Mini Mills Wind Turbines
by Frank John Holmquist Artist/Inventor
02 march 2009
Just as solar panels are made up of individual cells and then arrayed in parallel and series to obtain the needed voltage and current, so can mini windmills. The problem with solar cells is that they are semi-conductor and the weakest link in the chain such as an individual cell determine the strength of the unit when shaded.

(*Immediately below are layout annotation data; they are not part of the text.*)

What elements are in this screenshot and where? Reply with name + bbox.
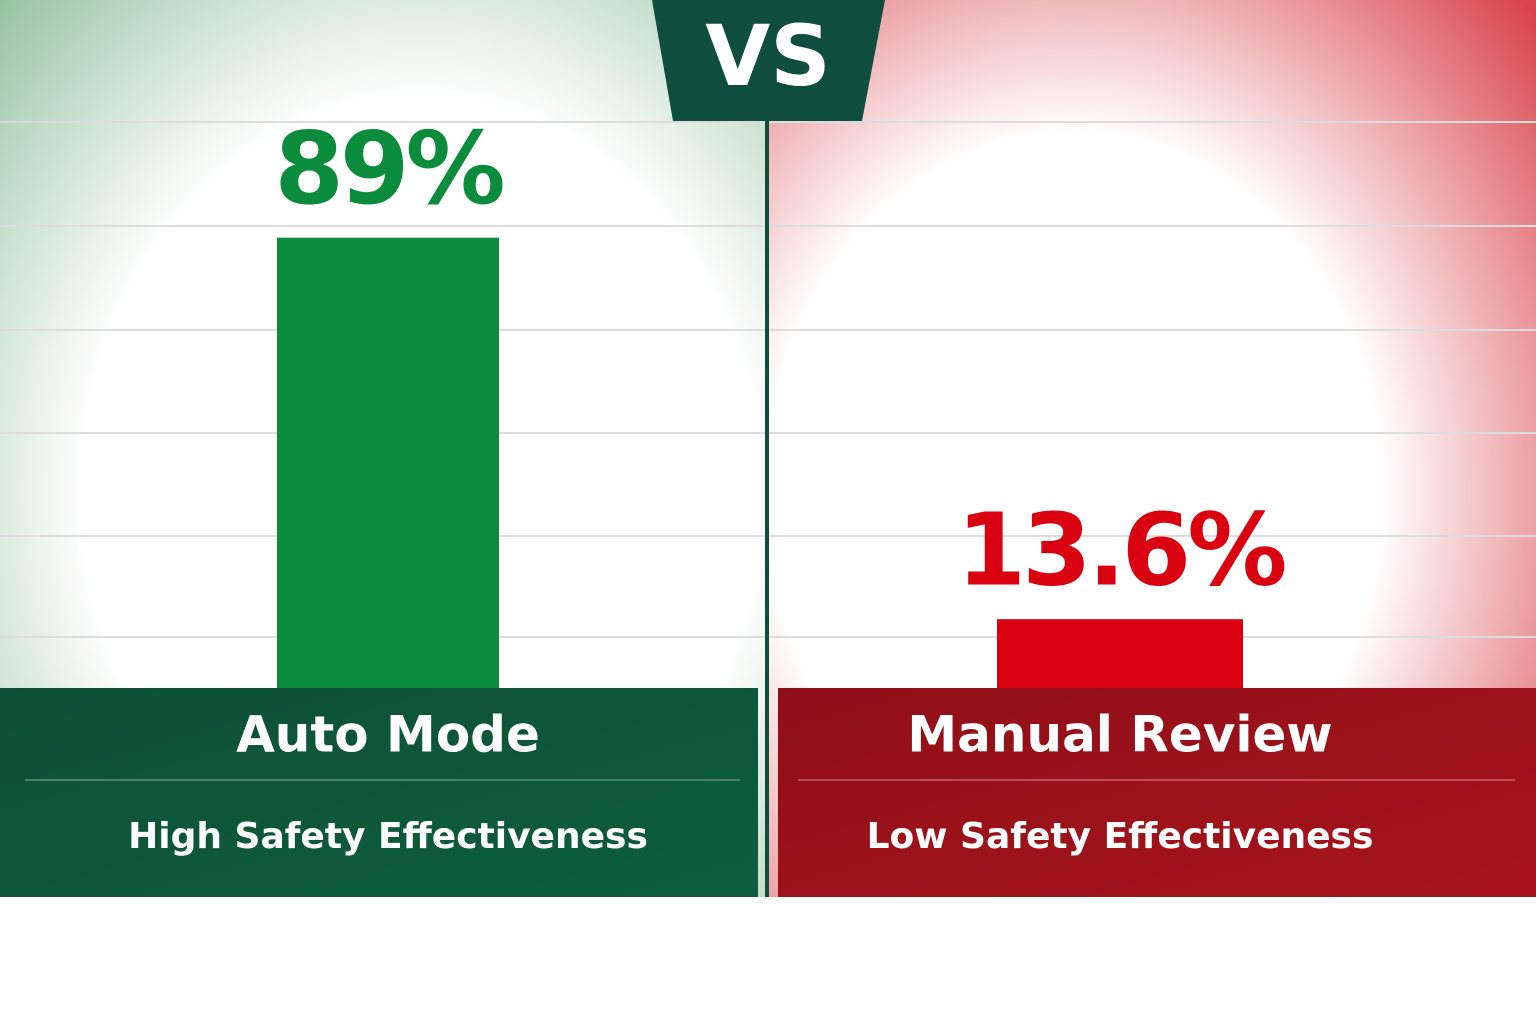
left-label-box <box>0 688 758 897</box>
vs-badge <box>652 0 885 121</box>
right-label-box <box>778 688 1536 897</box>
vs-label: VS <box>705 7 831 105</box>
bar <box>997 619 1243 688</box>
category-label: Auto Mode <box>236 706 540 764</box>
category-subtitle: High Safety Effectiveness <box>128 816 648 857</box>
value-label: 89% <box>274 110 503 227</box>
value-label: 13.6% <box>957 492 1286 609</box>
bar <box>277 237 499 688</box>
category-label: Manual Review <box>907 706 1332 764</box>
category-subtitle: Low Safety Effectiveness <box>867 816 1374 857</box>
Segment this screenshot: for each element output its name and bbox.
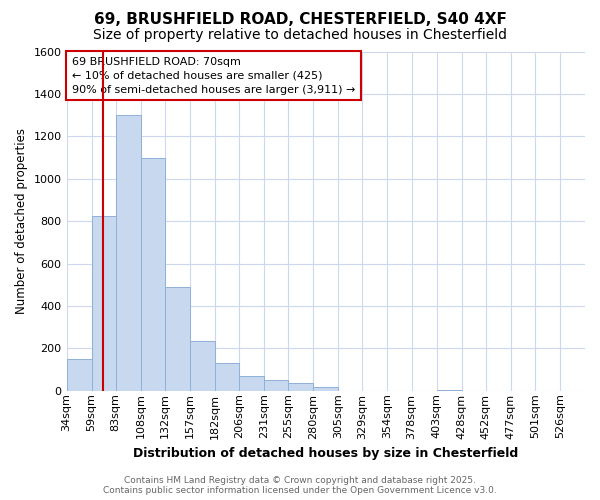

I propose a demonstration project to be funded by art in public places of an array of a hundred or more placed on the middle of a divided highway to harvest both the natural winds and the man-made winds created by passing cars and trucks. The overall height to be near that of the currently used night blind protectors normally placed on curved sections of road where the inside head-lamps tend to blind oncoming traffic. The mill design would be that of a vertical savonious or double cupped with one curve feeding in and out of its mate. It should be designed with a cycloid inside base to shed rain and snow. For the art project, they would light up a number of LED (light emitting diodes) proportional to the wind speed/spin if the mini-mills. From a distance a lone vehicle on a slow wind night would form an illuminated sine wave and two cars passing each other in opposite directions would show sine waves passing through each other. The faster wind speed the more LEDs would turn on.
For a practical demonstration, each mill would generate usable amounts of electricity and store it internally until a signal is generated to release that energy into a common battery an/or end use such as night lights, traffic signals etc., etc.. Pulsed DC or direct current behaves like alternating current and can be sent over longer distances than regular DC currents with their inherent problems of line resistance eating up the current. Batteries do not care if they are recharged by DC or pulsed DC. Power removed from the storage batteries can be used directly or inverted into AC or alternating current for end use purposes. By looping a signal feedback circuit so that only one mill at a time sends out pulses of energy to the batteries, over-voltage and over-current problems are reduced. If the circuit is designed to Regulate the electrical energy in same sized packets then the battery life should be extended.
One or more prototypes need to be made and tested before going on to larger arrays. Initial costs per unit will be high but mass production can greatly reduce costs to less than 100-200 dollars. The first few may cost ten times that amount. Greatly mass produced units should be well under 100 dollars each. Installation, maintenance and other costs need to be evaluated and allowances made for damage, failure and theft. The secondary benefit is that each mill placed on curved sections of highway will act as night blind preventer for a double benefit.